The former heavyweight champion was hated, loved, envied and admired by the mixed martial arts fanbase. When he stepped into the cage, everyone was watching. When his hand was raised in victory, no one complained about the cost of the Pay-Per-View program. When he was brutally defeated, some cheered, others grimaced.
And when he finally hung up his gloves to return to professional wrestling, no one was ready to see him go—at least no one should have been.
With Lesnar's decline came the rise of such heavyweights as Junior dos Santos and the man who defeated Lesnar to earn the belt, Cain Velasquez. Both fighters have attempted to take over the division, each holding the belt for a time. Velasquez has it now, giving him ownership over the division's throne. But just how dominant a ruler is he from a fan's perspective? Or, perhaps more appropriate for this conversation, just how valuable is the heavyweight champion?
As a headliner, Velasquez has drawn PPV buyrates such as 240,000 for UFC 110; 900,000 for UFC 121; 590,000 for UFC 155 and 380,000 for UFC 160.
One of these numbers is not like the other. That number is a result of Velasquez facing off against Lesnar. The two met at UFC 121, and Velasquez earned the title that night.

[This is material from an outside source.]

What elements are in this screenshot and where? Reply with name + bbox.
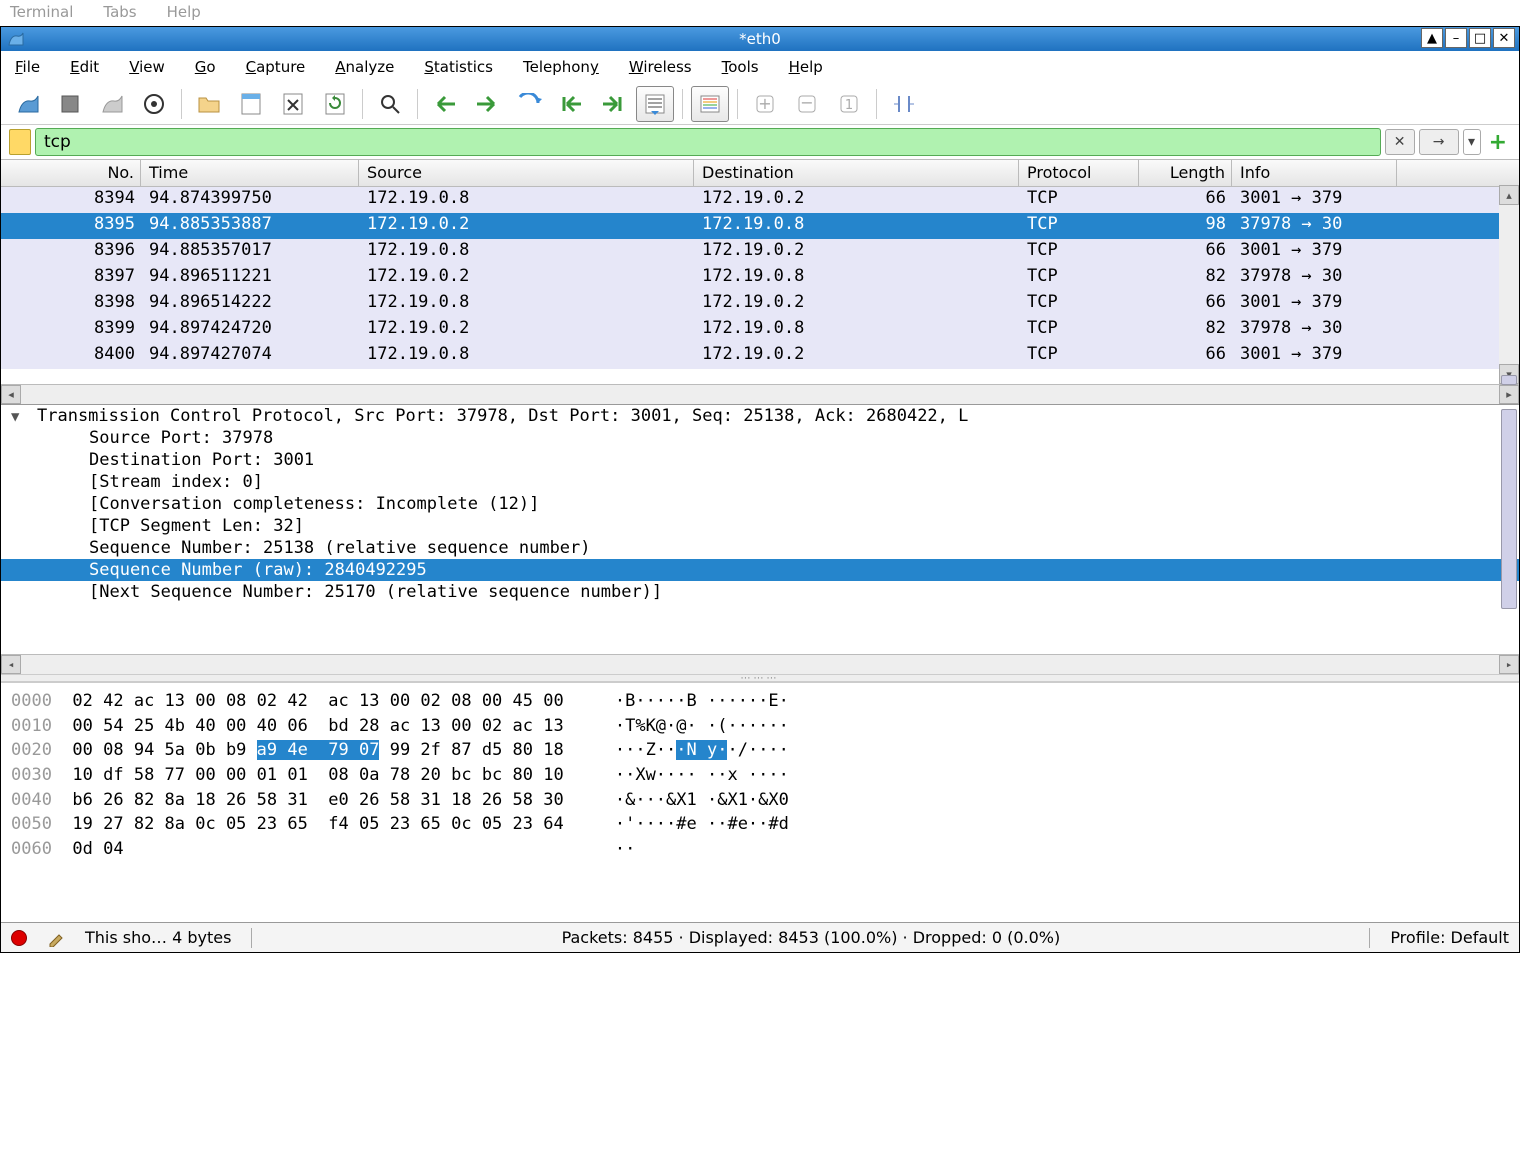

Lesnar's PPV numbers have been far more impressive than Velasquez', as he's totaled at least 500,000 buys in all five of the UFC events he headlined. He also cracked the 1,000,000 mark for three of those events.
Velasquez' highest draw—besides UFC 121—came at UFC 155 with just shy of 600,000 buys. That means his best PPV buyrate when he was not facing Lesnar was just 65,000 greater than Lesnar's worst PPV buyrate.
Love him or hate him, no heavyweight (or fighter, really) draws better than Lesnar.
The answer to why he is such a PPV behemoth isn't very tricky. Lesnar is a polarizing figure whose post-fight speeches and in-cage carnage leave fans with some type of emotion— love or hate. Whatever the feeling, it's there; you're not empty. That can't be said about every main event.
There are also crossover fans, a group spending a Saturday night to watch a former professional wrestler try his hand at a new combat sport. Then there are the casual fans who come running to watch guys like Lesnar, and only fighters with major name-value.
But the type of fans that composed the seven-figure buy rates Lesnar drew doesn't matter. What does matter is the fact that he could fill a venue, send PPV numbers through the roof and create an electricity that had you amped a week before fight night.
Lesnar made fans feel something; whether those feelings were positive or negative is irrelevant. And the UFC has yet to find a superstar to replace him since his retirement. It's really not hard to figure out why—he's left some big shoes to fill.
A Lesnar return would give the UFC back its biggest superstar. It would bring those UFC buyrates back into the seven-figures. It would give fans that jolt of energy, that incredible anticipation for fight night that Lesnar provides better than anybody.
It would satisfy that need to see Lesnar step into the Octagon one last time.